Exhausted but not beaten
"I'm tired and I'm living in the last half of my life." Those words aren't mine. They belong to my former English Composition professor and they appeared in an essay he wrote about sitting in a cafe in Paris contemplating his growing older. For some reason they stuck in my head.
And for another reason, they sometimes pop into my head. Like today.
It's been a rough month. Sjogren's Syndrome makes me tired enough--and April is Sjogren's Awareness month, by the way. So I'm going to be talking about it at some point. You were warned. My mother had bronchitis so bad she had to be hospitalized. Long nights and days at the hospital watching her oxygen machine got me thinking that life is indeed short.
It was not long ago that my mother was a lithe lady in high heels wearing hat and gloves with her full skirted dresses as she drove toddlers to the store in her 1945 Buick. Now, the toddlers are senior citizens and she needs a wheelchair. Someone has to pick her up and transfer her to the car. She's paralyzed on one side by a stroke. (And May is National Stroke Awareness, so I'll be talking about that at some point, too. )
So it got to me today, as I tried to not be anxious about the passing of time and its effect on those I love. I'm tired. I'm living in the last half of my life. I'm even a little depressed lately and don't like leaving the house anymore. I thought of my professor and wished I could have these thoughts in the City of Light like he did. I could use some distance from my life. Maybe I could even use a new perspective.
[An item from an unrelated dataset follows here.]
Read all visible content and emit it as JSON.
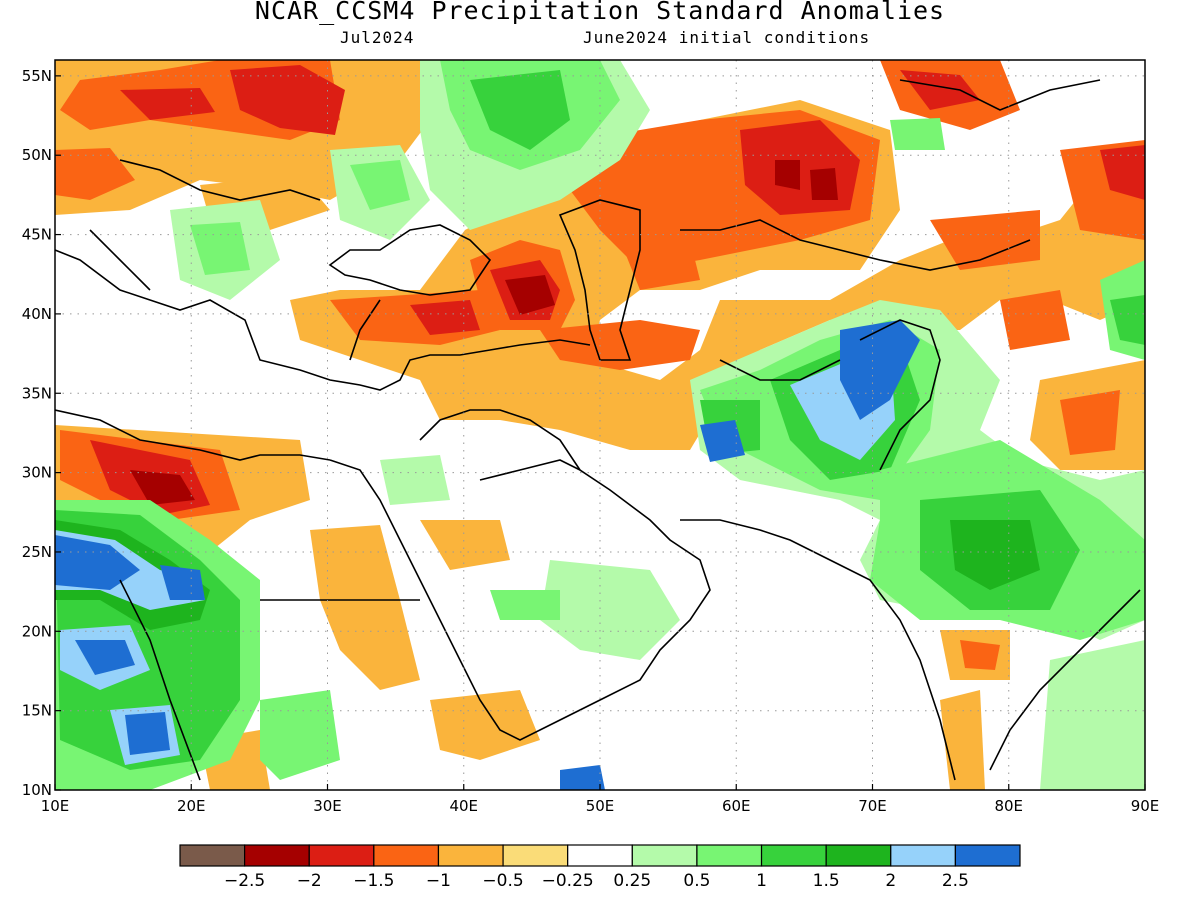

For perspective, there's nobody better than my mom. Apparently seeing life from a motorized wheel chair makes a person bolder. Or maybe it's the stroke. It is said that stroke survivors often are more impulsive--something to do with brain damage. Their personalities can even change. But my mom is still the same--only enhanced. It's like Mom on energy drinks or something. She says the most outrageous things that seem funny but really are like cold buckets of truth tossed in the face.
I told her how I'd been feeling, dragged out, tired, finished, washed up. And she laughed. She laughed long and loud and had to get a drink of water because it set her coughing.
"Look around dear, " she said. "I can't even get out of my chair without help and let me tell you honey, I am not washed up, finished. I'm just tired. But if I'm tired, I take a nap. I have to ASK someone to put me in the bed, but if I want to nap, I ask. You, you don't have to ask. Go take a nap."
It reminded me of the day in the hospital when my daughter, worried that Grandma was dying, texted me and asked if this were true. I told mom and she said, between bites of baked salmon, "Tell her that anybody who can eat like I am is not going to die today!"
So, in the grand tradition of my mom, I am going to make a really good lunch right now and appreciate every single bite. Then, I am going to take a nap. When I wake up, I'm going to go see her. I'm going to bring her some tulips and daffodils in pots and plant them right outside her window. Thinking of it makes me feel better already.
After all, I'm tired and so is she. But neither of us finished. There's some fight in us yet. We're not beaten. Just beat. And as for living in the last half of my life? She's 82, claims the first hundred years are the hardest, and points out that "He who endures to the end will gain everlasting life."
Nothing like a little bucket of cold water in the face to refresh a gal, I always say. Now...to lunch! And beyond!